A Gold Mine of Material: George Griffith on From the Head and Twin Peaks: The Return | Interviews

Cela signifiait tellement pour moi en tant qu’étudiant et collaborateur de David, en tant que fan de « Twin Peaks » et en tant que personne qui avait un énorme lien affectif avec la mythologie. Être dans une scène de conduite de nuit faisait partie de ma liste de seaux Lynch, et l’épisode était plein de ces grands silences inquiétants et inquiétants. J’ai pu le voir sur grand écran quand ils ont projeté l’intégralité de « The Return » pendant trois jours au MoMA. Voir ces morceaux de six heures avec des gens était vraiment miraculeux. Les critiques fatiguées adressées à la série comme « Dougie prend trop de temps » ne sont tout simplement pas vraies, et cette projection l’a confirmé. Voir la partie 8 avec des gens était fantastique. Vous pouviez entendre des halètements audibles. Je n’avais pas vraiment beaucoup lu sur la série parce que je ne voulais pas encore savoir ce que les autres pensaient. J’étais en train de le digérer moi-même, mais mon manager a commencé à m’envoyer des articles de la partie 8 presque de la bonne manière, et je me suis dit : « Peut-être que je ne suis pas le seul à ressentir cela. » J’ai hâte que mes enfants le voient.

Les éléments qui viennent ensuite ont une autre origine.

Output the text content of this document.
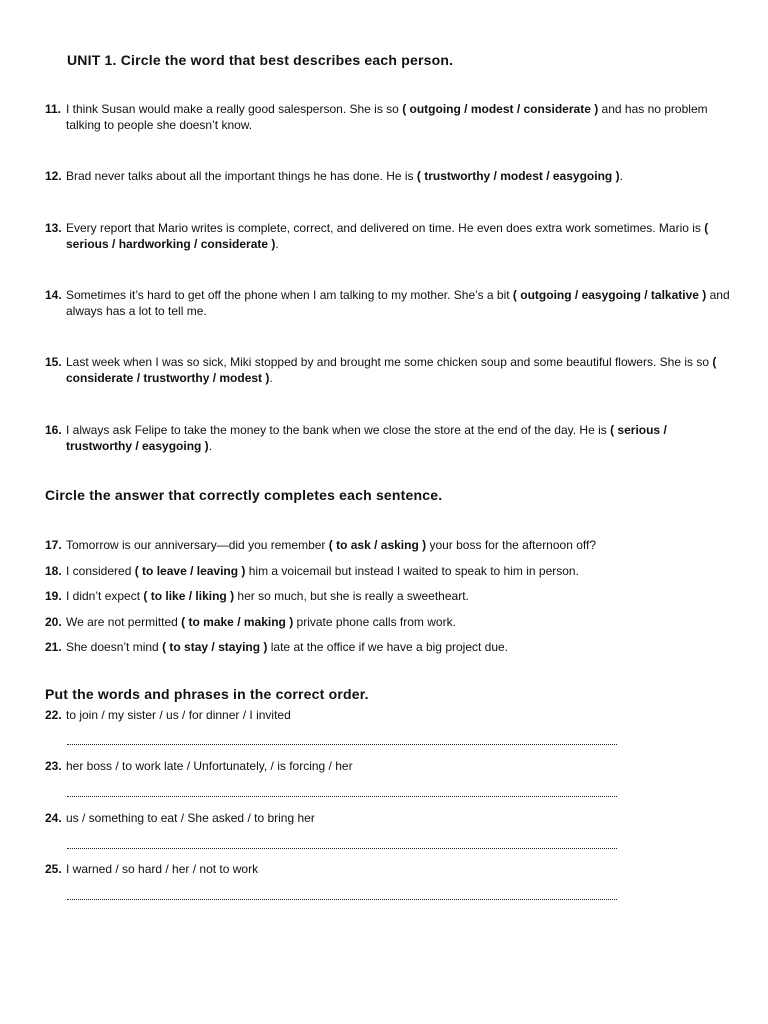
UNIT 1. Circle the word that best describes each person.
11. I think Susan would make a really good salesperson. She is so ( outgoing / modest / considerate ) and has no problem talking to people she doesn’t know.
12. Brad never talks about all the important things he has done. He is ( trustworthy / modest / easygoing ).
13. Every report that Mario writes is complete, correct, and delivered on time. He even does extra work sometimes. Mario is ( serious / hardworking / considerate ).
14. Sometimes it’s hard to get off the phone when I am talking to my mother. She’s a bit ( outgoing / easygoing / talkative ) and always has a lot to tell me.
15. Last week when I was so sick, Miki stopped by and brought me some chicken soup and some beautiful flowers. She is so ( considerate / trustworthy / modest ).
16. I always ask Felipe to take the money to the bank when we close the store at the end of the day. He is ( serious / trustworthy / easygoing ).
Circle the answer that correctly completes each sentence.
17. Tomorrow is our anniversary—did you remember ( to ask / asking ) your boss for the afternoon off?
18. I considered ( to leave / leaving ) him a voicemail but instead I waited to speak to him in person.
19. I didn’t expect ( to like / liking ) her so much, but she is really a sweetheart.
20. We are not permitted ( to make / making ) private phone calls from work.
21. She doesn’t mind ( to stay / staying ) late at the office if we have a big project due.
Put the words and phrases in the correct order.
22. to join / my sister / us / for dinner / I invited
23. her boss / to work late / Unfortunately, / is forcing / her
24. us / something to eat / She asked / to bring her
25. I warned / so hard / her / not to work
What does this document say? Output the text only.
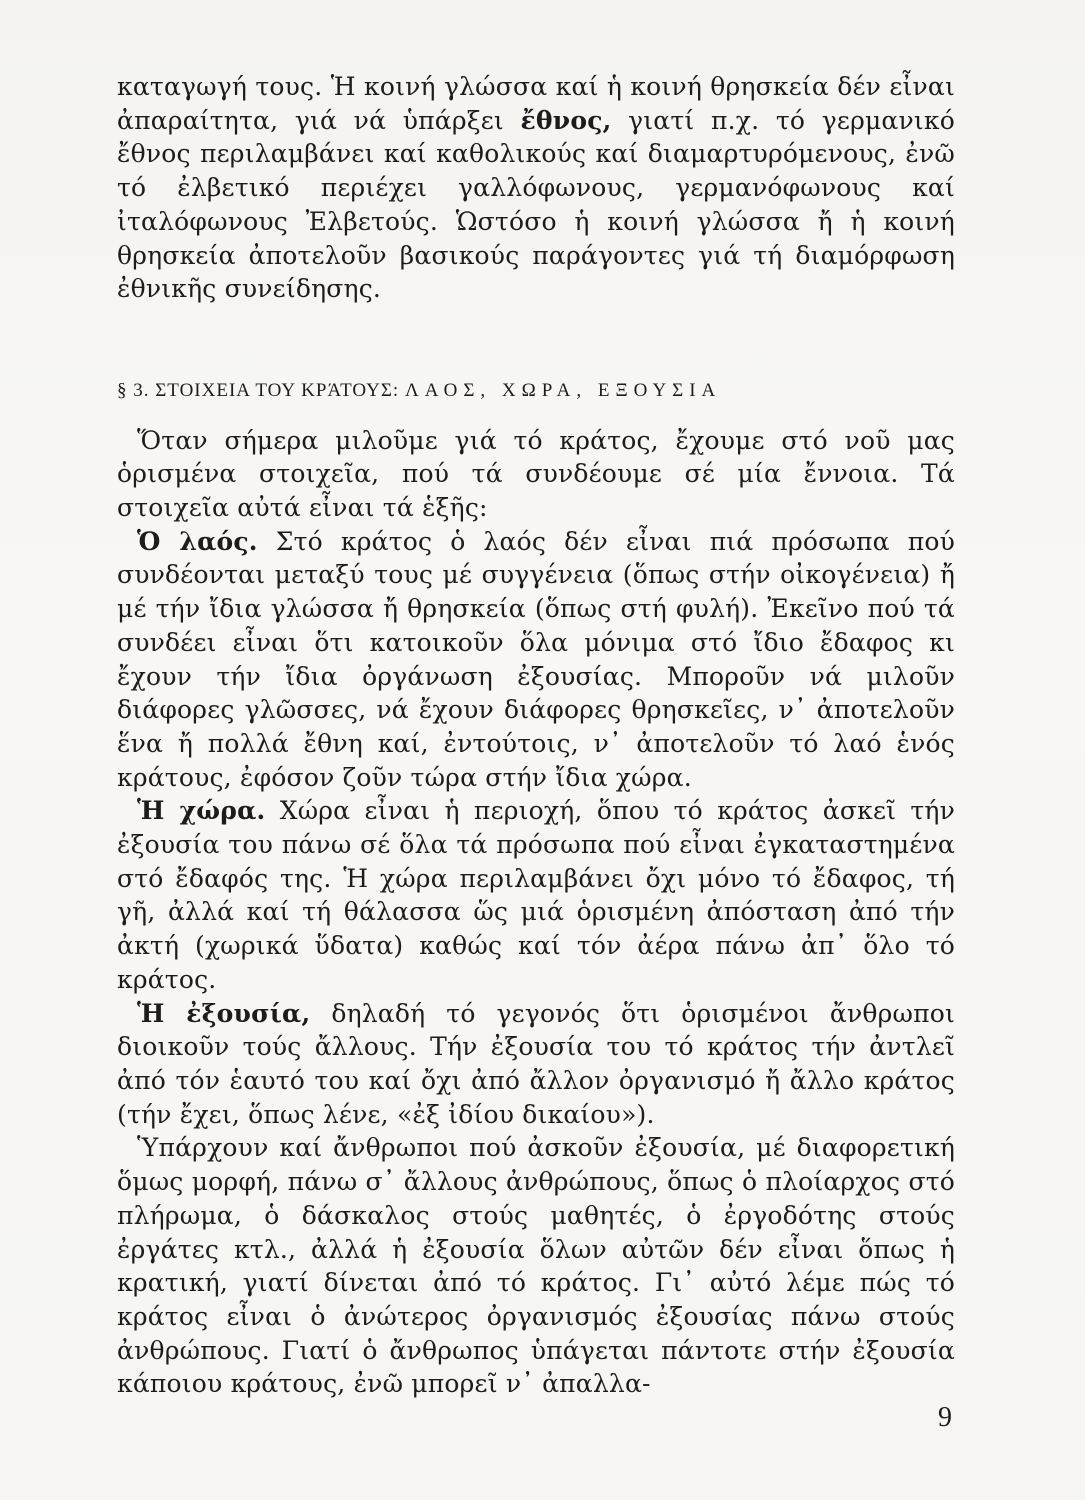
καταγωγή τους. Ἡ κοινή γλώσσα καί ἡ κοινή θρησκεία δέν εἶναι ἀπαραίτητα, γιά νά ὑπάρξει ἔθνος, γιατί π.χ. τό γερμανικό ἔθνος περιλαμβάνει καί καθολικούς καί διαμαρτυρόμενους, ἐνῶ τό ἐλβετικό περιέχει γαλλόφωνους, γερμανόφωνους καί ἰταλόφωνους Ἐλβετούς. Ὡστόσο ἡ κοινή γλώσσα ἤ ἡ κοινή θρησκεία ἀποτελοῦν βασικούς παράγοντες γιά τή διαμόρφωση ἐθνικῆς συνείδησης.

§ 3. ΣΤΟΙΧΕΙΑ ΤΟΥ ΚΡΆΤΟΥΣ: ΛΑΟΣ, ΧΩΡΑ, ΕΞΟΥΣΙΑ

Ὅταν σήμερα μιλοῦμε γιά τό κράτος, ἔχουμε στό νοῦ μας ὁρισμένα στοιχεῖα, πού τά συνδέουμε σέ μία ἔννοια. Τά στοιχεῖα αὐτά εἶναι τά ἑξῆς:

Ὁ λαός. Στό κράτος ὁ λαός δέν εἶναι πιά πρόσωπα πού συνδέονται μεταξύ τους μέ συγγένεια (ὅπως στήν οἰκογένεια) ἤ μέ τήν ἴδια γλώσσα ἤ θρησκεία (ὅπως στή φυλή). Ἐκεῖνο πού τά συνδέει εἶναι ὅτι κατοικοῦν ὅλα μόνιμα στό ἴδιο ἔδαφος κι ἔχουν τήν ἴδια ὀργάνωση ἐξουσίας. Μποροῦν νά μιλοῦν διάφορες γλῶσσες, νά ἔχουν διάφορες θρησκεῖες, ν᾽ ἀποτελοῦν ἕνα ἤ πολλά ἔθνη καί, ἐντούτοις, ν᾽ ἀποτελοῦν τό λαό ἑνός κράτους, ἐφόσον ζοῦν τώρα στήν ἴδια χώρα.

Ἡ χώρα. Χώρα εἶναι ἡ περιοχή, ὅπου τό κράτος ἀσκεῖ τήν ἐξουσία του πάνω σέ ὅλα τά πρόσωπα πού εἶναι ἐγκαταστημένα στό ἔδαφός της. Ἡ χώρα περιλαμβάνει ὄχι μόνο τό ἔδαφος, τή γῆ, ἀλλά καί τή θάλασσα ὥς μιά ὁρισμένη ἀπόσταση ἀπό τήν ἀκτή (χωρικά ὕδατα) καθώς καί τόν ἀέρα πάνω ἀπ᾽ ὅλο τό κράτος.

Ἡ ἐξουσία, δηλαδή τό γεγονός ὅτι ὁρισμένοι ἄνθρωποι διοικοῦν τούς ἄλλους. Τήν ἐξουσία του τό κράτος τήν ἀντλεῖ ἀπό τόν ἑαυτό του καί ὄχι ἀπό ἄλλον ὀργανισμό ἤ ἄλλο κράτος (τήν ἔχει, ὅπως λένε, «ἐξ ἰδίου δικαίου»).

Ὑπάρχουν καί ἄνθρωποι πού ἀσκοῦν ἐξουσία, μέ διαφορετική ὅμως μορφή, πάνω σ᾽ ἄλλους ἀνθρώπους, ὅπως ὁ πλοίαρχος στό πλήρωμα, ὁ δάσκαλος στούς μαθητές, ὁ ἐργοδότης στούς ἐργάτες κτλ., ἀλλά ἡ ἐξουσία ὅλων αὐτῶν δέν εἶναι ὅπως ἡ κρατική, γιατί δίνεται ἀπό τό κράτος. Γι᾽ αὐτό λέμε πώς τό κράτος εἶναι ὁ ἀνώτερος ὀργανισμός ἐξουσίας πάνω στούς ἀνθρώπους. Γιατί ὁ ἄνθρωπος ὑπάγεται πάντοτε στήν ἐξουσία κάποιου κράτους, ἐνῶ μπορεῖ ν᾽ ἀπαλλα-

9
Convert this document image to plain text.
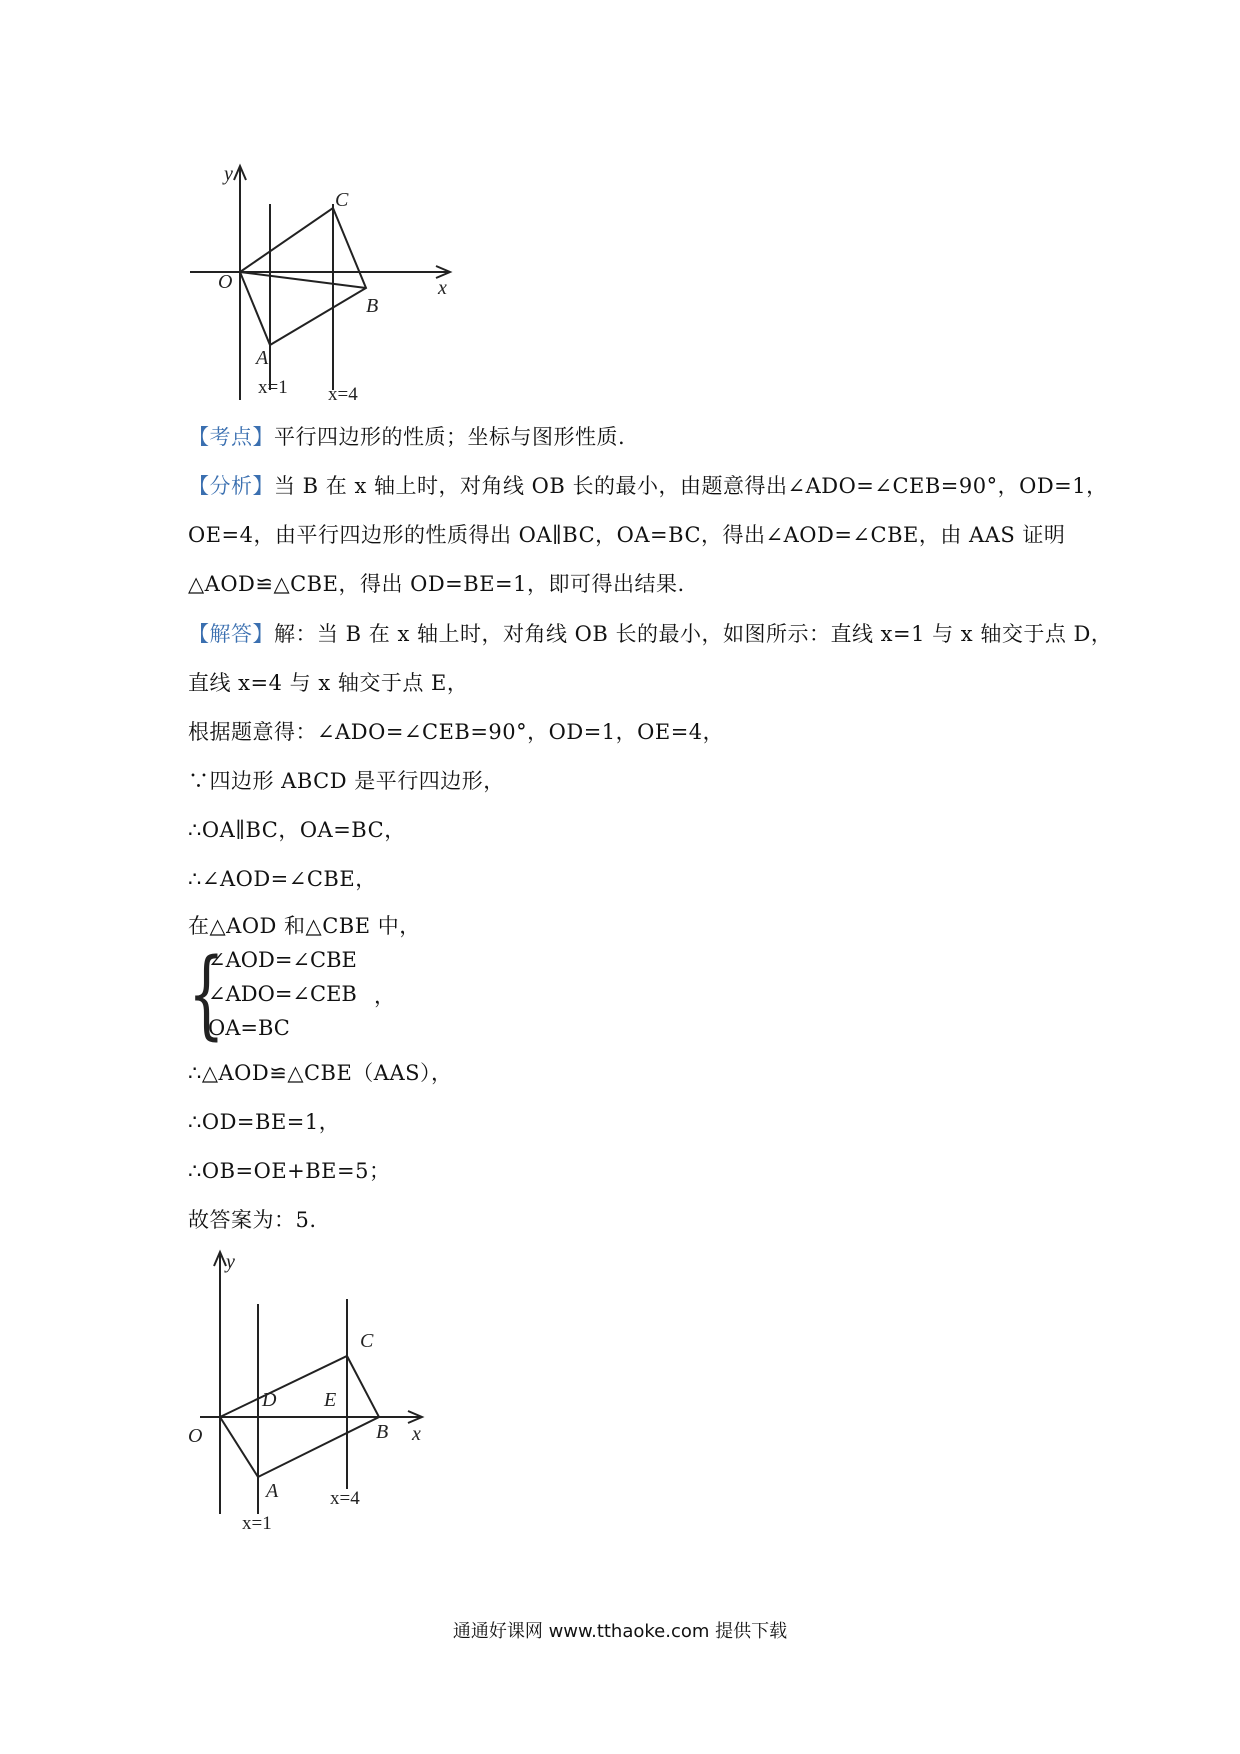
y
x
O
C
B
A
x=1 x=4
【考点】平行四边形的性质；坐标与图形性质.
【分析】当 B 在 x 轴上时，对角线 OB 长的最小，由题意得出∠ADO=∠CEB=90°，OD=1，
OE=4，由平行四边形的性质得出 OA∥BC，OA=BC，得出∠AOD=∠CBE，由 AAS 证明
△AOD≌△CBE，得出 OD=BE=1，即可得出结果.
【解答】解：当 B 在 x 轴上时，对角线 OB 长的最小，如图所示：直线 x=1 与 x 轴交于点 D，
直线 x=4 与 x 轴交于点 E，
根据题意得：∠ADO=∠CEB=90°，OD=1，OE=4，
∵四边形 ABCD 是平行四边形，
∴OA∥BC，OA=BC，
∴∠AOD=∠CBE，
在△AOD 和△CBE 中，
{
∠AOD=∠CBE
∠ADO=∠CEB
OA=BC
，
∴△AOD≌△CBE（AAS），
∴OD=BE=1，
∴OB=OE+BE=5；
故答案为：5.
y
x
O
C
B
A
D E
x=1
x=4
通通好课网 www.tthaoke.com 提供下载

C’était tellement galvanisant de voir «Threnody for the Victims of Hiroshima» de Penderecki finalement fusionné avec le genre d’images qu’il était initialement destiné à évoquer.

C’est vraiment à couper le souffle. Je pense toujours que David fait partie à la fois de l’histoire et de l’avenir du cinéma. C’était comme si Penderecki glissait cette musique directement sur Lynch et disait: « Vous êtes le seul à pouvoir y mettre un visuel. » Je ne pense pas qu’il y ait quelqu’un d’autre qui aurait pu faire ça.

Les personnages que Gordon Cole appelle les « hommes sales et barbus dans une pièce » se sentent en quelque sorte liés à The Man Behind Winkie’s dans « Mulholland Dr. » La représentation de Los Angeles par Lynch semble plus proche de la vie que toute autre dans la façon dont il dépeint les occupants sans abri de la ville, le plus émouvant dans « Inland Empire ».

Je pense que cela nous ramène à ce dont nous avions discuté à propos de voir des personnages sur un film que vous pourriez normalement juger. Peut-être que vous passez rapidement à côté d’eux parce que vous les avez placés dans un archétype qu’il vous est facile de rejeter. J’ai regardé la récente restauration de « Inland Empire » lors de sa sortie, et ces scènes sur Hollywood Blvd avec Naido, qui est dans « The Return », m’ont vraiment frappé aussi.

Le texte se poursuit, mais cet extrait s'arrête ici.